Rangs de vignes non-désherbés sur fond d’Andes

A Mendoza, il y a des risques de grêle et les rangs de vignes sont protégés par des filets disposés verticalement, les feuilles et les grappes sont resserrées dans ce corset.  Les vendanges sont conduites à la main, même dans les grands domaines. Les méthodes de vinifications diffèrent légèrement d’un domaine à l’autre et sont issues de conseils de vignerons français ou italiens : tri manuel, parfois refroidissement des grappes, égrappage, tri des grains, méthodes gravitaires, fermentations en cuves inox 20 à 30 jours) , filtration, mise en cuves béton, décantation quelques mois et filtration, vieillissement en barriques de 235 litres en chêne français pendant 1 à 3 ans, embouteillage (machines encore sommaires), stockage en palette, étiquetage juste avant l’expédition.
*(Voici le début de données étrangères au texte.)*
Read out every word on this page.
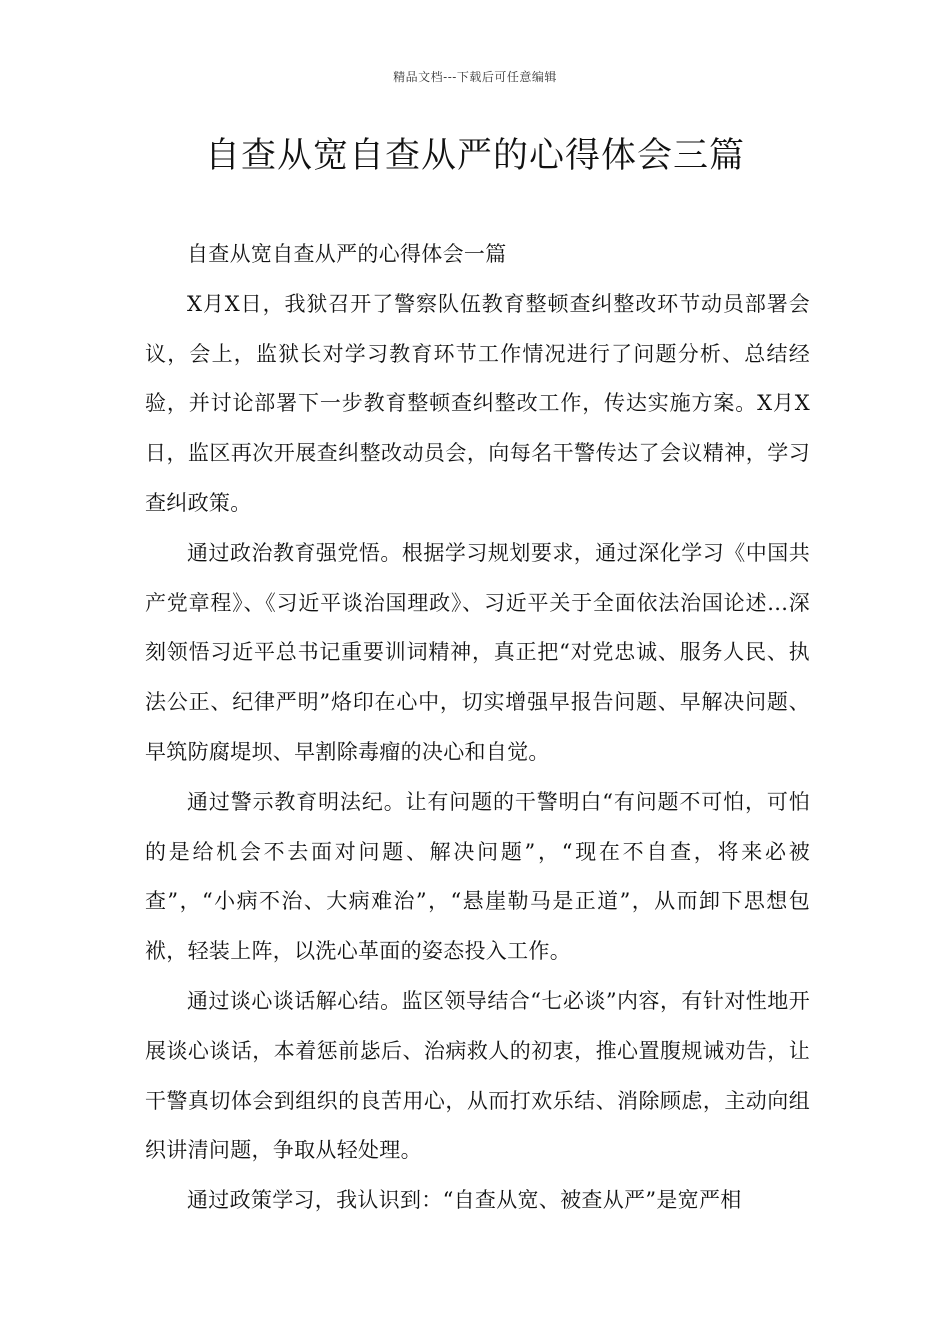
精品文档---下载后可任意编辑
自查从宽自查从严的心得体会三篇

自查从宽自查从严的心得体会一篇

X月X日，我狱召开了警察队伍教育整顿查纠整改环节动员部署会议，会上，监狱长对学习教育环节工作情况进行了问题分析、总结经验，并讨论部署下一步教育整顿查纠整改工作，传达实施方案。X月X日，监区再次开展查纠整改动员会，向每名干警传达了会议精神，学习查纠政策。

通过政治教育强党悟。根据学习规划要求，通过深化学习《中国共产党章程》、《习近平谈治国理政》、习近平关于全面依法治国论述...深刻领悟习近平总书记重要训词精神，真正把“对党忠诚、服务人民、执法公正、纪律严明”烙印在心中，切实增强早报告问题、早解决问题、早筑防腐堤坝、早割除毒瘤的决心和自觉。

通过警示教育明法纪。让有问题的干警明白“有问题不可怕，可怕的是给机会不去面对问题、解决问题”，“现在不自查，将来必被查”，“小病不治、大病难治”，“悬崖勒马是正道”，从而卸下思想包袱，轻装上阵，以洗心革面的姿态投入工作。

通过谈心谈话解心结。监区领导结合“七必谈”内容，有针对性地开展谈心谈话，本着惩前毖后、治病救人的初衷，推心置腹规诫劝告，让干警真切体会到组织的良苦用心，从而打欢乐结、消除顾虑，主动向组织讲清问题，争取从轻处理。

通过政策学习，我认识到：“自查从宽、被查从严”是宽严相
On se rappelle que la dégustation des vins de la Bodega PIATELLI à CAFAYATE, le 8 décembre, avait été catastrophique. Non seulement il nous avait fallu subir l’arrogance et la suffisance de la personne qui nous avait conduit la visite des énormes équipements de vinification d’un domaine de 200 ha, mais aussi il nous a fallu le courage de déguster leurs vins : 1) un torrontes 2015, peu intéressant (titrant 14 degrés), 2°)une comparaison entre 2 malbec, l’un de 2015 provenant de Cafayate et l’autre de 2012 provenant de Mendoza (dégustation de 2 mauvais vins, non comparables), 3°) une autre comparaison de vins non comparables, un assemblage malbec-tanants (cépage du madiran) 2015, avec un cabernet sauvignon 2012 de Mendoza, vin déjà passé, puis un malbec de Cafayate assez fruité.
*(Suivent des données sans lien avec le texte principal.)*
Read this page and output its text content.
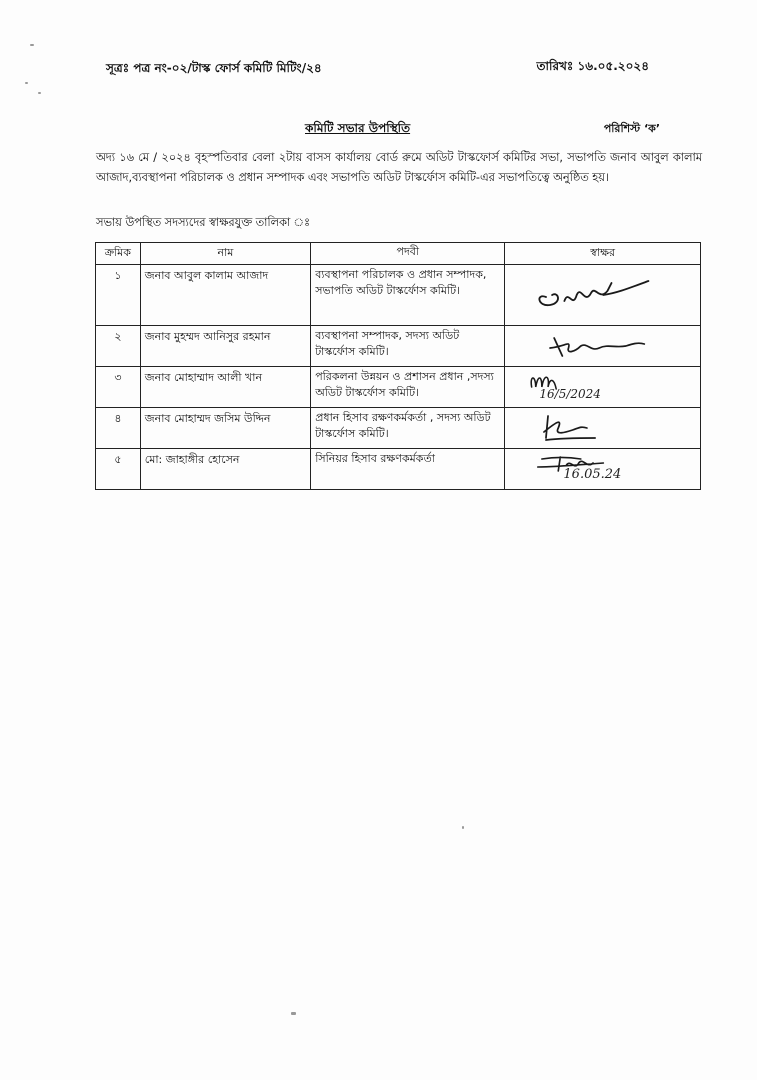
সূত্রঃ পত্র নং-০২/টাস্ক ফোর্স কমিটি মিটিং/২৪	তারিখঃ ১৬.০৫.২০২৪
কমিটি সভার উপস্থিতি	পরিশিস্ট ‘ক’
অদ্য ১৬ মে / ২০২৪ বৃহস্পতিবার বেলা ২টায় বাসস কার্যালয় বোর্ড রুমে অডিট টাস্কফোর্স কমিটির সভা, সভাপতি জনাব আবুল কালাম আজাদ,ব্যবস্থাপনা পরিচালক ও প্রধান সম্পাদক এবং সভাপতি অডিট টাস্কর্ফোস কমিটি-এর সভাপতিত্বে অনুষ্ঠিত হয়।
সভায় উপস্থিত সদস্যদের স্বাক্ষরযুক্ত তালিকা ঃ
ক্রমিক	নাম	পদবী	স্বাক্ষর
১	জনাব আবুল কালাম আজাদ	ব্যবস্থাপনা পরিচালক ও প্রধান সম্পাদক, সভাপতি অডিট টাস্কর্ফোস কমিটি।	

২	জনাব মুহম্মদ আনিসুর রহমান	ব্যবস্থাপনা সম্পাদক, সদস্য অডিট টাস্কর্ফোস কমিটি।	

৩	জনাব মোহাম্মাদ আলী খান	পরিকলনা উন্নয়ন ও প্রশাসন প্রধান ,সদস্য অডিট টাস্কর্ফোস কমিটি।	16/5/2024

৪	জনাব মোহাম্মদ জসিম উদ্দিন	প্রধান হিসাব রক্ষণকর্মকর্তা , সদস্য অডিট টাস্কর্ফোস কমিটি।	

৫	মো: জাহাঙ্গীর হোসেন	সিনিয়র হিসাব রক্ষণকর্মকর্তা	16.05.24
Heureusement, une dégustation des vins à la BODEGA NANNI, au centre de CAFAYATE avait permis de rendre hommage à la qualité des vins de cette propriété familiale centenaire, nettement plus représentative des recherches œnologiques actuelles : vino organico (avec certification organico pour l’ensemble de la production depuis 1996, méthodes naturelles, voire partiellement bio). Recherche constante de qualité, définition de la notion de terroir à la finca San José de Chimpa dans la vallée de Cafayate, terrain alluvionnaire, raisins de grande concentration polyphénolique et de grande qualité sanitaire, sans usage de produits agrochimiques. Deux gammes sont présentées : celle des vins jeunes et fruités, et celle des vins de réserve (dont la cuvée Arcanus Gran Reserva de production limitée). La gamme des vins jeunes a été dégustée : un rosato trop lourd, un excellent torrontes 2015 nerveux et fruité, un excellent malbec 2015, un excellent cabernet-sauvignon 2015, et un très beau tannat 2015.
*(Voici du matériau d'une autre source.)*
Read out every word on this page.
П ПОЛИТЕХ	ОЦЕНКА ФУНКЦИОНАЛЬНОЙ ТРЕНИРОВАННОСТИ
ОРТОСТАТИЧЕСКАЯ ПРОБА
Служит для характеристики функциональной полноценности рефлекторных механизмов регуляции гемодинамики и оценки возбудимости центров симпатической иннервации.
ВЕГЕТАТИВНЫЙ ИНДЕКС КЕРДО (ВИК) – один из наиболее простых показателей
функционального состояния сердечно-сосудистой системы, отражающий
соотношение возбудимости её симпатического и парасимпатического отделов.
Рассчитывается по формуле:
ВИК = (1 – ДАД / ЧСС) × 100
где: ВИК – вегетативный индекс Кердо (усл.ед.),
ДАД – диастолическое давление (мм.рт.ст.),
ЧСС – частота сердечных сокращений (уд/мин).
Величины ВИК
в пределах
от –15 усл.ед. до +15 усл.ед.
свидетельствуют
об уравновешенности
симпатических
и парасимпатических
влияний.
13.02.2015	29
La visite du 13 décembre, une semaine plus tard à une cinquantaine de km au sud de Mendoza, nous a présenté le domaine del Siete, c’est-à-dire celui du regroupement de 7 domaines. Cette formule a été initiée par Michel Rolland, et regroupe son propre domaine, et ceux de Diamandes, Cuvelier, Montevijo, Dassault et Michel Boni. L’ensemble représente 850 ha.

La grande table du déjeuner est dressée. Les quatre verres attendent la dégustation qui se fera pendant le repas. 1°) un chardonay, cuvée  Urban très agréable, quoique manquant de nervosité. 2°) un beau torrontes 2015 au nez floral, très fruité, arômes mielés. 3°) un beau Beta Crux 2011, assemblage malbec, merlot, syrah, et tempranillos (cépage espagnol). 4°) un excellent Alpha Crux 2007, leur meilleur vin, 60% tempranillos, 25% malbec, 15% cabernet sauvignon, vin très ouvert, aux arômes complexes.

Au-delà de l’excellence des vins, les dégustateurs félicitent le propriétaire, M. Ortega, et la chef de cuisine, pour la beauté de la présentation des assiettes, leur qualité gastronomique et la remarquable alliance des mets avec les vins.